The team have already shown that the technique works on human lung samples taken from a tissue bank. But even in rats, the results are far from perfect. Chest X-rays revealed that the fresh left lungs were indeed inflating with air but to a lesser extent than the native right ones. There were also signs of minor bleeding into the airways and some clots after a few hours. The matrix had probably become slightly damaged during the process of removing its cells. These leaks will have to be addressed before the procedure can be used in the clinic, but other scientists regard them as a sign that Petersen’s group have rushed ahead too quickly.

Joaquin Cortiella, who works on lung tissue engineering at the University of Texas Medical Branch, says, “I believe that they did not wait long enough with their cultured lung before they implanted it in the animal.” His colleague Joan Nichols agrees. “The big problem with tissue engineering is that because of the clinical need very often researchers have rushed to implant tissues before they had really produced materials worthy of transplantation,” she says.

Nichols’s own own group is working with engineered tissues that are two months old, and they only plan on implanting them into animals in 4-6 months, after careful evaluation. In particular, they want to see if the lung’s blood vessels form a proper junction with the alveoli and the matrix, something that Petersen’s group haven’t established. These junctions are the places where gas exchange takes place. If they aren’t formed properly, gas will probably still diffuse through the blood vessels because the whole organ is sitting in an oxygen-rich environment, but you get blood leaks.

Nonetheless, both researchers say that the technique used to actually produce the lung was “careful, well planned and beautifully presented”. Cortiella says that it “shows the importance of using the organ’s own extracellular matrix”, while Nichols notes that it “advances our view of what a bioreactor needs to look like in order to both grow and mature lung tissue”.

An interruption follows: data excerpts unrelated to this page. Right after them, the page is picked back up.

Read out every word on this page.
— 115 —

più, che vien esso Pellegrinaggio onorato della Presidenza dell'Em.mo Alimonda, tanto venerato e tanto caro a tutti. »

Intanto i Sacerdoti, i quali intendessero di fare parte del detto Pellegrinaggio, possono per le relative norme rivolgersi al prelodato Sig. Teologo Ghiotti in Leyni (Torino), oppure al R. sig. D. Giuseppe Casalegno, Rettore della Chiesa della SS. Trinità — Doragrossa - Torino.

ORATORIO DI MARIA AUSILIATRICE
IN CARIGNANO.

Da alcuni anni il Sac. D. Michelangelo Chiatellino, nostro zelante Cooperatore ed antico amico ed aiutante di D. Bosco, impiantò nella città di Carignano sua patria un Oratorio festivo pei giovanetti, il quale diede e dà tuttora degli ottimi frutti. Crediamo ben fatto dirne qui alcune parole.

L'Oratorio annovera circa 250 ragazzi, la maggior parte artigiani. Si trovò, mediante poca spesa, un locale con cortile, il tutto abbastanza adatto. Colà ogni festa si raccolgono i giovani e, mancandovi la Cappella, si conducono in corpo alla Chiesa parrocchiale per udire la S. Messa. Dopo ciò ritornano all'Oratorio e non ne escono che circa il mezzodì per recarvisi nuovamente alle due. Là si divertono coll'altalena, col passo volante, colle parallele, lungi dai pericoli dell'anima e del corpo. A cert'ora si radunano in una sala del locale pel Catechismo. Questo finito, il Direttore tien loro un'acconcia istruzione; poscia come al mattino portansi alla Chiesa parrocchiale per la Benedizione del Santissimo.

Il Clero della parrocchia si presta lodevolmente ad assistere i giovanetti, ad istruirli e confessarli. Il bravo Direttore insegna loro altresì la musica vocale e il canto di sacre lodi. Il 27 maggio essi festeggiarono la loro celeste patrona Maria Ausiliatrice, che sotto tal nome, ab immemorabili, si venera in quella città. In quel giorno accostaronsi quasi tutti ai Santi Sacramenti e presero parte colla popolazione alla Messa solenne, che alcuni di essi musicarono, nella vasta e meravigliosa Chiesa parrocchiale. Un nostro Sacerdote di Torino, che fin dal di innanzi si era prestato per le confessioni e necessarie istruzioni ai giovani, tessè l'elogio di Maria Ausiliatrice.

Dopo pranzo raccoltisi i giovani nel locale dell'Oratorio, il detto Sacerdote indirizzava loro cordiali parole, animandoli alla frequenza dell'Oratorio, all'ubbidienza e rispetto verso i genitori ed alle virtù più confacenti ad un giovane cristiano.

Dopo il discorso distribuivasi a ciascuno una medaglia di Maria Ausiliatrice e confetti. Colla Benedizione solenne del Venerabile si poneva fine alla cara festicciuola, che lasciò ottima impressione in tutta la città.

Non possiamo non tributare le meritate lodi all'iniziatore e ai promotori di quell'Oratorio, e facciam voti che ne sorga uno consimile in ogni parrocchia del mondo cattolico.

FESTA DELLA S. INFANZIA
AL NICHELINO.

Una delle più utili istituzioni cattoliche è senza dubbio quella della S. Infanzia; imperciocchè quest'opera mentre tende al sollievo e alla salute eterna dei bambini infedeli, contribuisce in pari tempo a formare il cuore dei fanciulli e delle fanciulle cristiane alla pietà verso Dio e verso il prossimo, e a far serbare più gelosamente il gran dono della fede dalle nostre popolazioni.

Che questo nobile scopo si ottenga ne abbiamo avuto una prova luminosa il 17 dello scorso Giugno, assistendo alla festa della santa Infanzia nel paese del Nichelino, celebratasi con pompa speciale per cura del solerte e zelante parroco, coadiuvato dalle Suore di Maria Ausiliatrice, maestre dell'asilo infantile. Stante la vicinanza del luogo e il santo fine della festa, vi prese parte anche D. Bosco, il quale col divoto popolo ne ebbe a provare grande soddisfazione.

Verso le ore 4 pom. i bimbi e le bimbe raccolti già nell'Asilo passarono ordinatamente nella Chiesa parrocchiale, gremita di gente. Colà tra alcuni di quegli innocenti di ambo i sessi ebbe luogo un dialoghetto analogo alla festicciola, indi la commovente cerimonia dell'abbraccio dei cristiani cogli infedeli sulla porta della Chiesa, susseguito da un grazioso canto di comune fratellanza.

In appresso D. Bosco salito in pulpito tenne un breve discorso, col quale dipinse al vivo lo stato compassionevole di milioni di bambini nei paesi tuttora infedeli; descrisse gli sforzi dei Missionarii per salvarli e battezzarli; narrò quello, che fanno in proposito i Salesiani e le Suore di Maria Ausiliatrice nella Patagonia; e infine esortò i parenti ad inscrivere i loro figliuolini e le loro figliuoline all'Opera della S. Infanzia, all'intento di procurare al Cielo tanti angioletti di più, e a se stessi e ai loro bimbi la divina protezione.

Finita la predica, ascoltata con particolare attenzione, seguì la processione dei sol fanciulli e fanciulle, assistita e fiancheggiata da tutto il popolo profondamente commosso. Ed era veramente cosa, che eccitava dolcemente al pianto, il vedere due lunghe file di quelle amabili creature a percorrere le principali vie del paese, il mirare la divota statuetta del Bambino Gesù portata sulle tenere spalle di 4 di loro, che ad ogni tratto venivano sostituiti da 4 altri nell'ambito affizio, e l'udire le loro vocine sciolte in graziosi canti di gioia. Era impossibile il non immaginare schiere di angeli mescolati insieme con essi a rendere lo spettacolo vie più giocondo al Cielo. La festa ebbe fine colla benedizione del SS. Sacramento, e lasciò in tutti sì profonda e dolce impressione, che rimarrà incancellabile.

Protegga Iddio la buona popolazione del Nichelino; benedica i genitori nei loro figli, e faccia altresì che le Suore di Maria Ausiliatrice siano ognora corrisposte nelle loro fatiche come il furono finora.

And Nichols is particularly excited about the fact that other researchers are making significant headway in engineering a lung. “It is hard to make headway in a field when so few people have tried to engineer a lung,” she says. “Good science does not take place in a vacuum. You need a critical mass to move the field along.”

Lung engineering may not be a competitive field, but it’s clear that similar approaches are being tested for other organs. Just last week, another team from Massachussetts General Hospital achieved the same trick for livers, stripping them down to a scaffold, re-growing them, and transplanting them back into rats. Again, we’re a long way off from the clinic but the fact that progress is being made at all makes this a very exciting time to be alive.